Why coincidences are so surprising
A central argument of Mazur’s book is that people tend to make several common mistakes when thinking about probabilities.
For example, think of probability estimate like FiveThirtyEight's 2016 Election Forecast, which in early November showed Democratic candidate Hillary Clinton with a 70 percent chance of winning and Republican candidate Donald Trump with a 30 percent chance. Many people look at a lopsided probability like that and assume that a Clinton win is all but assured. And if Donald Trump were to be victorious, some might assume FiveThirtyEight got it wrong.
But that's not, of course, how probability works. With more than a one-in-four chance, Donald Trump could still easily win the 2016 election.

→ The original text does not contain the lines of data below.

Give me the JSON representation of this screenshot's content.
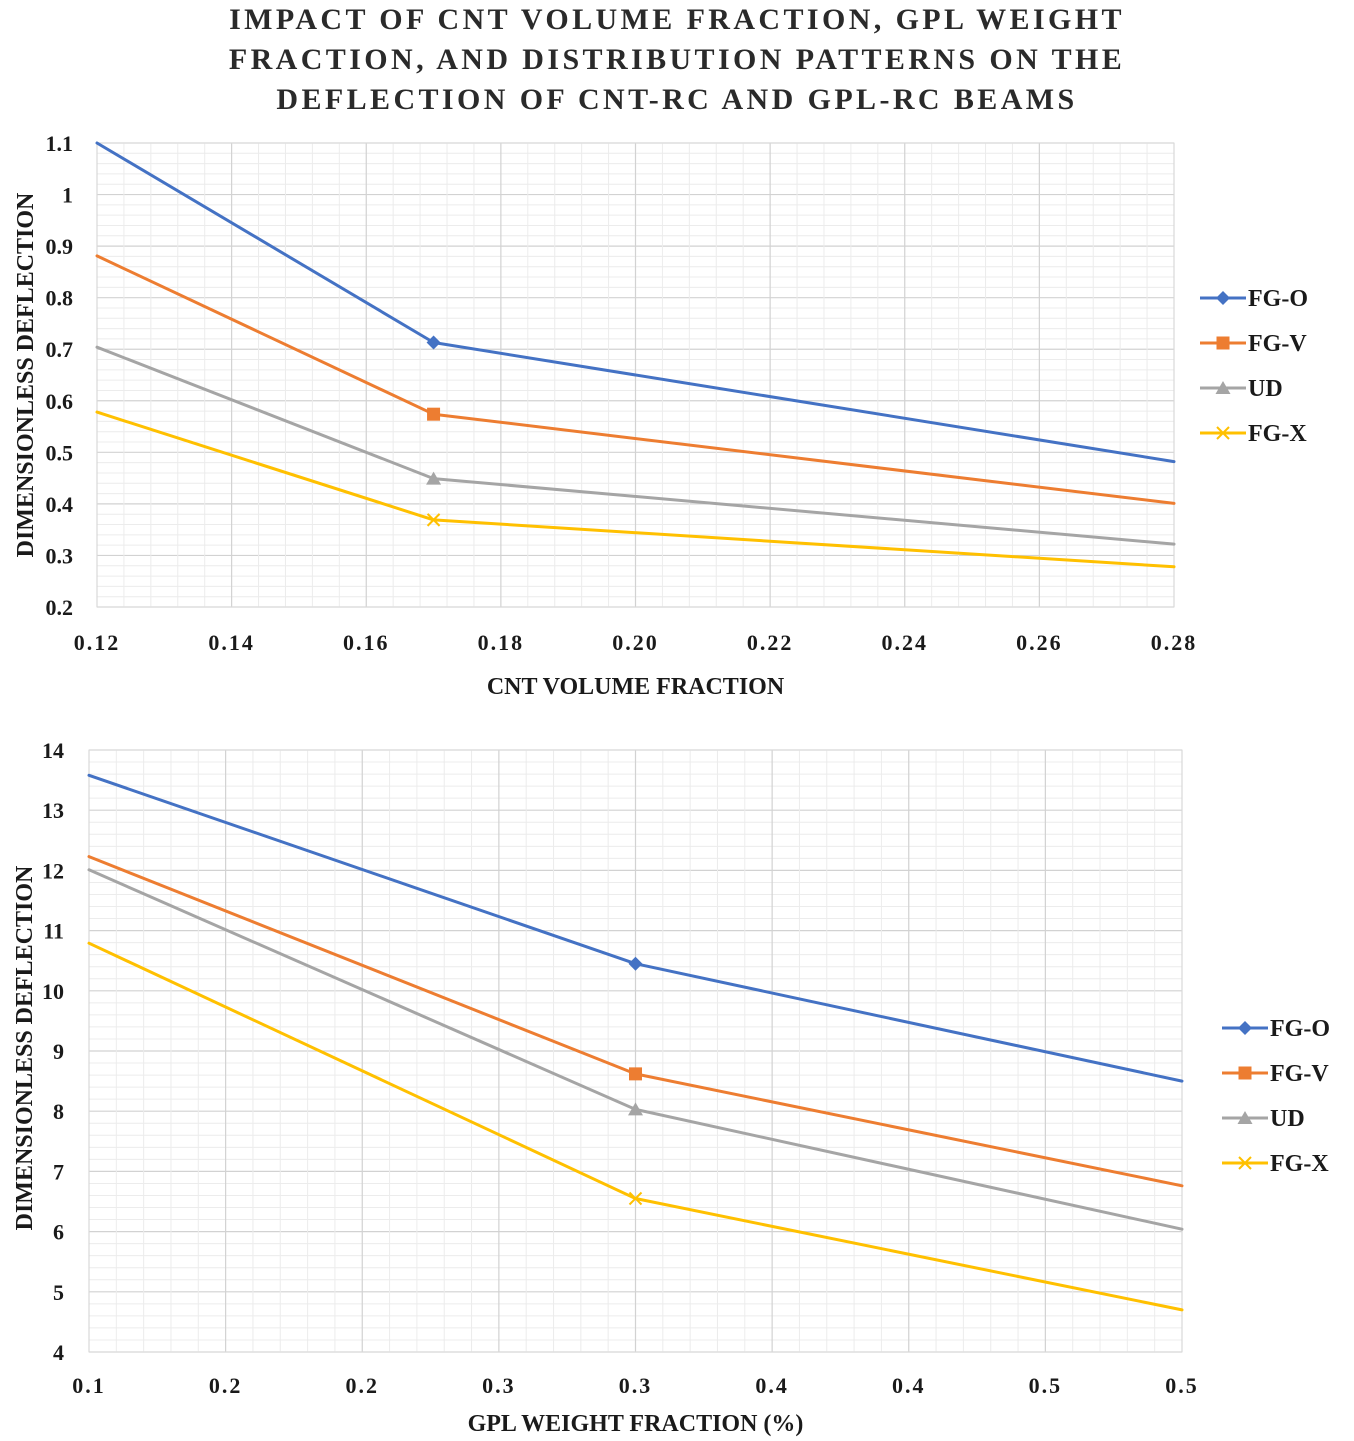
{
  "title_lines": [
    "IMPACT OF CNT VOLUME FRACTION, GPL WEIGHT",
    "FRACTION, AND DISTRIBUTION PATTERNS ON THE",
    "DEFLECTION OF CNT-RC AND GPL-RC BEAMS"
  ],
  "colors": {
    "FG-O": "#4472C4",
    "FG-V": "#ED7D31",
    "UD": "#A5A5A5",
    "FG-X": "#FFC000"
  },
  "chart_data": [
    {
      "type": "line",
      "xlabel": "CNT VOLUME FRACTION",
      "ylabel": "DIMENSIONLESS DEFLECTION",
      "x_tick_labels": [
        "0.12",
        "0.14",
        "0.16",
        "0.18",
        "0.20",
        "0.22",
        "0.24",
        "0.26",
        "0.28"
      ],
      "y_tick_labels": [
        "0.2",
        "0.3",
        "0.4",
        "0.5",
        "0.6",
        "0.7",
        "0.8",
        "0.9",
        "1",
        "1.1"
      ],
      "xlim": [
        0.12,
        0.28
      ],
      "ylim": [
        0.2,
        1.1
      ],
      "x": [
        0.12,
        0.17,
        0.28
      ],
      "series": [
        {
          "name": "FG-O",
          "marker": "diamond",
          "values": [
            1.1,
            0.713,
            0.482
          ]
        },
        {
          "name": "FG-V",
          "marker": "square",
          "values": [
            0.881,
            0.574,
            0.401
          ]
        },
        {
          "name": "UD",
          "marker": "triangle",
          "values": [
            0.704,
            0.449,
            0.322
          ]
        },
        {
          "name": "FG-X",
          "marker": "x",
          "values": [
            0.578,
            0.369,
            0.278
          ]
        }
      ],
      "legend": "right"
    },
    {
      "type": "line",
      "xlabel": "GPL WEIGHT FRACTION (%)",
      "ylabel": "DIMENSIONLESS DEFLECTION",
      "x_tick_labels": [
        "0.1",
        "0.2",
        "0.2",
        "0.3",
        "0.3",
        "0.4",
        "0.4",
        "0.5",
        "0.5"
      ],
      "y_tick_labels": [
        "4",
        "5",
        "6",
        "7",
        "8",
        "9",
        "10",
        "11",
        "12",
        "13",
        "14"
      ],
      "xlim": [
        0.1,
        0.5
      ],
      "ylim": [
        4,
        14
      ],
      "x": [
        0.1,
        0.3,
        0.5
      ],
      "series": [
        {
          "name": "FG-O",
          "marker": "diamond",
          "values": [
            13.58,
            10.45,
            8.5
          ]
        },
        {
          "name": "FG-V",
          "marker": "square",
          "values": [
            12.23,
            8.62,
            6.76
          ]
        },
        {
          "name": "UD",
          "marker": "triangle",
          "values": [
            12.01,
            8.03,
            6.04
          ]
        },
        {
          "name": "FG-X",
          "marker": "x",
          "values": [
            10.79,
            6.55,
            4.7
          ]
        }
      ],
      "legend": "right"
    }
  ]
}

Another reason people tend to misunderstand probability is our selective attention -- we notice and remember coincidences, but we hardly ever heed their absence. Think of all the people you've met who don't share your birthday, for example. It's a huge number in comparison to those who do share it. After meeting so many people who don't share your birthday, you're bound to meet someone who does.
This is a point that's illustrated by the monkey problem -- as the number of trials rises, even very rare events have a high likelihood of occurring.
Something similar happens with the Francesco and Manuela story. It seems like a strange event, but as you add in other pairs of popular names, and other hotel lobbies around the world, the probability of an incident of this type occurring begins to grow.
“The mistaken identity event is more common than we think because numbers behind them are larger than we imagine," Mazur writes. "[I]f we include all the hotel lobbies of the entire world, our number would grow so large that we should be certain that two pairs of people will have a mistaken identity meeting in some hotel lobby (I would guess) somewhere every hour!”